Poi è arrivato il momento del Premio Comuni di Economia Civile e Amministrazione Condivisa, che ha portato sul palco sindaci e dirigenti locali, esempi di una pubblica amministrazione che non teme di condividere potere e responsabilità. È stato uno dei momenti più belli: vedere amministratori e cittadini insieme, raccontare esperienze in cui la partecipazione non è uno slogan ma un metodo. Ho pensato ai processi che stiamo costruendo in Basilicata, ai patti territoriali, alle coprogettazioni, alle leggi regionali che mettono al centro i giovani e la sostenibilità generazionale. Tutto si tiene, come in un grande disegno collettivo.

Il Festival si è chiuso con un incontro dal titolo “Democrazia è partecipAzione”, condotto da giovani e organizzazioni giovanili. Guardandoli presentare le loro proposte, ho avvertito una sensazione di continuità: era come se i semi piantati negli anni da tante esperienze di cittadinanza attiva stessero finalmente germogliando. Ho pensato a Potenza Città Italiana dei Giovani 2024, al cammino di consapevolezza che ha portato tanti ragazzi a sentirsi parte di un progetto più grande. La democrazia, come la cooperazione, è un verbo collettivo: funziona solo se la si coniuga insieme.

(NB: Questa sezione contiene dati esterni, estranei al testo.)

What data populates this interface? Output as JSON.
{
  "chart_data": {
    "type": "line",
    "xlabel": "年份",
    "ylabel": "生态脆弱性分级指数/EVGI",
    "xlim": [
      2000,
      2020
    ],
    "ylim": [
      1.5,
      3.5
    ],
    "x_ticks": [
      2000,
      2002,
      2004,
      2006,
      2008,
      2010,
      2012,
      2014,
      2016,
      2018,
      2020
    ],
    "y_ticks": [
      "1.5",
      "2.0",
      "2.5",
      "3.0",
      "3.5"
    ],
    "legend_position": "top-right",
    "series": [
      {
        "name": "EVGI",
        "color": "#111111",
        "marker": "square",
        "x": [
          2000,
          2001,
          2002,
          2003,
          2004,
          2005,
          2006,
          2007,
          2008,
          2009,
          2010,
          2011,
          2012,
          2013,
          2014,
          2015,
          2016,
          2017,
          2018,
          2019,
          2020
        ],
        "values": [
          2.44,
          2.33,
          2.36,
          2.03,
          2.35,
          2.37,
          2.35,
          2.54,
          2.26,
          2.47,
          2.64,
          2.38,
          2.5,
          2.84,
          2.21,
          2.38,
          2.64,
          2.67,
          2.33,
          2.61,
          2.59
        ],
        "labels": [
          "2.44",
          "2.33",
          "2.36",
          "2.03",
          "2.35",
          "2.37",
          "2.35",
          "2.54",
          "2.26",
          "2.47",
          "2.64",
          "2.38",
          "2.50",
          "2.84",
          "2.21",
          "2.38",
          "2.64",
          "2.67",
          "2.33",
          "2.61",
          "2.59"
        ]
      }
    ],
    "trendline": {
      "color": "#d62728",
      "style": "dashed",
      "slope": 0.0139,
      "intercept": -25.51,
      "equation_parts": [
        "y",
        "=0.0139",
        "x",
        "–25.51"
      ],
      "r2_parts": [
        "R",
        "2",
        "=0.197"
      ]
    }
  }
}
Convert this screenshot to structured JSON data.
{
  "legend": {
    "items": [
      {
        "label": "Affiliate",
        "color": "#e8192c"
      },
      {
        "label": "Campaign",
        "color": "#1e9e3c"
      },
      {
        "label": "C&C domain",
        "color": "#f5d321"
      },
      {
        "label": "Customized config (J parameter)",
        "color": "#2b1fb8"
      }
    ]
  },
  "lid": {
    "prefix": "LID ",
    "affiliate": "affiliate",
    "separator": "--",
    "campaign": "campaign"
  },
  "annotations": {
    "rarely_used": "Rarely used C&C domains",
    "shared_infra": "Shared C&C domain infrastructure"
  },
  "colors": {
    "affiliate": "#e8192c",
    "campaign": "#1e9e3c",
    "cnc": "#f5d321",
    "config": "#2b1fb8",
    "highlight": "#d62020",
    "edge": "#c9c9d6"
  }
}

Lasciare Firenze è stato difficile. Non per nostalgia, ma perché in quei giorni ho sentito che il futuro, se lo vogliamo davvero costruire, è già cominciato. È nelle mani di chi lavora in silenzio, di chi cura la terra e le persone, di chi educa e forma, di chi crede che la gentilezza sia una forma di competenza civile. Tornando verso casa, ho ripensato alle parole di Leonardo Becchetti, direttore del Festival: “La democrazia sopravvive solo se impariamo a prenderci cura gli uni degli altri.”
Forse è questa la vera lezione del Festival, e anche del mio viaggio: prendersi cura come atto politico, come gesto economico, come promessa sociale.

Oggi, ripensando a Firenze, so che non stiamo solo raccontando la cooperazione: la stiamo vivendo, giorno dopo giorno, come una scelta di campo, come una forma di resistenza gentile. L’economia civile è questo: un’economia che non divide ma unisce, che non produce solo beni ma relazioni, che non accumula ma restituisce. È, in fondo, una dichiarazione d’amore verso la vita in comune.

E il mio viaggio nella cooperazione continua, perché ogni volta che incontro storie come queste capisco che l’Italia civile, quella che costruisce dal basso, esiste davvero. Non fa rumore, ma cambia le cose.